Prison a 'fair' punishment for data breach failures

A quarter of security professionals believe the arrest and jailing of a responsible chief executive or board member is a fair punishment for a serious company data breach, according to an e-crime survey.

Almost all (96 per cent) say that the board or chief executive should be held accountable for security breaches, with 26 per cent believing the chief executive should be ultimately accountable.

This comes just a day after bank HSBC admitted to losing nearly 400,000 customer records in the post.

This was according to a Websense survey released today and conducted at the recent e-Crime Congress in London. Only three per cent believed there should not be a legally enforced punishment, while 59 per cent said that compensation should be given to consumers affected.

Organisations are now under more pressure than ever to handle data loss properly, with 79 per cent of respondents believing stakeholders were putting more pressure to introduce security measures. The brand name, media, personal data security and share prices were key reasons.

Nearly all (96 per cent) believed that there should be an enforcing body that forces global governments to work together against cybercrime.

"This survey indicates a strengthening opinion for action to be taken against cybercrime and data loss on a broader scale than ever before," said Mark Murtagh, technical director for EMEA at Websense.

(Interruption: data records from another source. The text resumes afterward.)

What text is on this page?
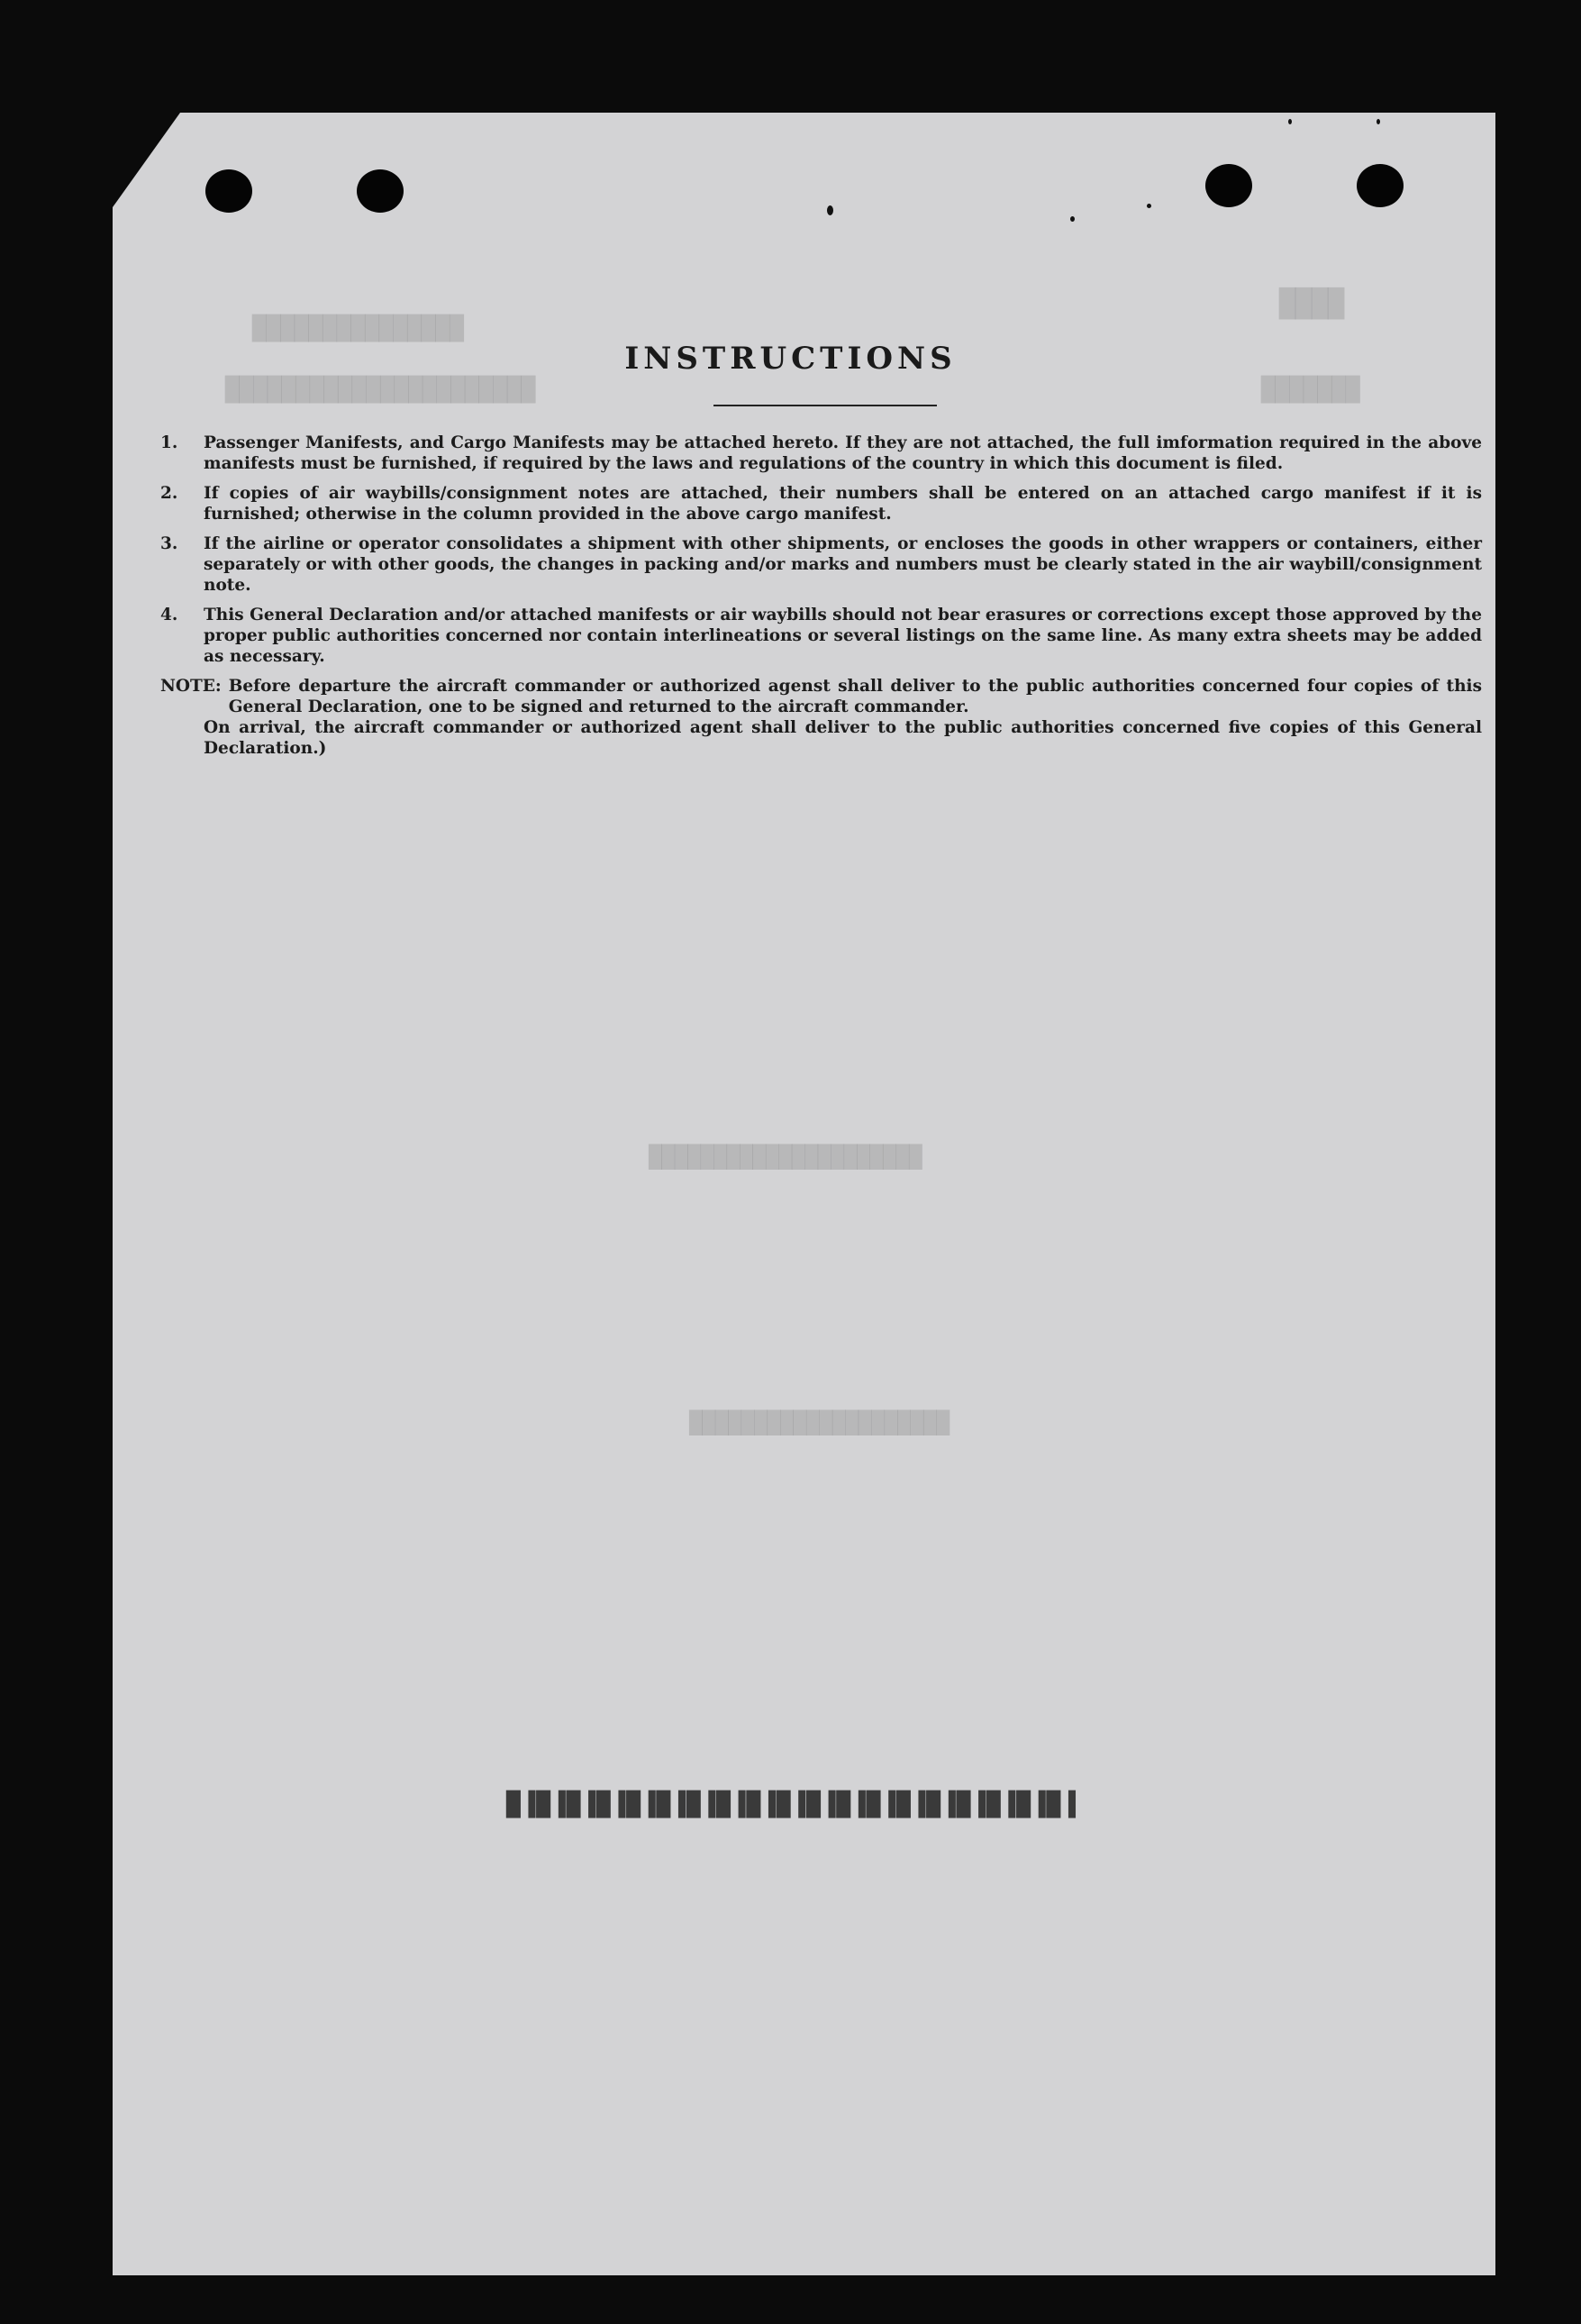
████
███████████████
██████████████████████	███████
█████████████████████
████████████████████
▌█▌█▌█▌█▌█▌█▌█▌█▌█▌█▌█▌█▌█▌█▌█▌█▌█▌█▌█
INSTRUCTIONS
1.	Passenger Manifests, and Cargo Manifests may be attached hereto. If they are not attached, the full imformation required in the above manifests must be furnished, if required by the laws and regulations of the country in which this document is filed.
2.	If copies of air waybills/consignment notes are attached, their numbers shall be entered on an attached cargo manifest if it is furnished; otherwise in the column provided in the above cargo manifest.
3.	If the airline or operator consolidates a shipment with other shipments, or encloses the goods in other wrappers or containers, either separately or with other goods, the changes in packing and/or marks and numbers must be clearly stated in the air waybill/consignment note.
4.	This General Declaration and/or attached manifests or air waybills should not bear erasures or corrections except those approved by the proper public authorities concerned nor contain interlineations or several listings on the same line. As many extra sheets may be added as necessary.
NOTE: Before departure the aircraft commander or authorized agenst shall deliver to the public authorities concerned four copies of this General Declaration, one to be signed and returned to the aircraft commander.
On arrival, the aircraft commander or authorized agent shall deliver to the public authorities concerned five copies of this General Declaration.)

"We do expect more stringent regulation for security breaches, including those that involve the loss of personal data," he added.

Many felt those at board-level still took a reactive approach to security threats, even though the opinion was that they should take full responsibility if anything went wrong.

"Board members should ensure proactive, strategic action is taken to protect their organisation's essential information. From emerging web-based and e-mail borne security threats to data loss, to prevent sensitive information from getting into the wrong hands," said Murtagh.

Many of the security professionals polled felt that some businesses still did not take data loss prevention seriously enough. The top reasons for companies not taking action was cost and not putting the protection of confidential data as a high enough priority.

Interestingly, 91 per cent of the security professionals polled believed that introducing a recognised security standard would inspire more consumer trust in businesses.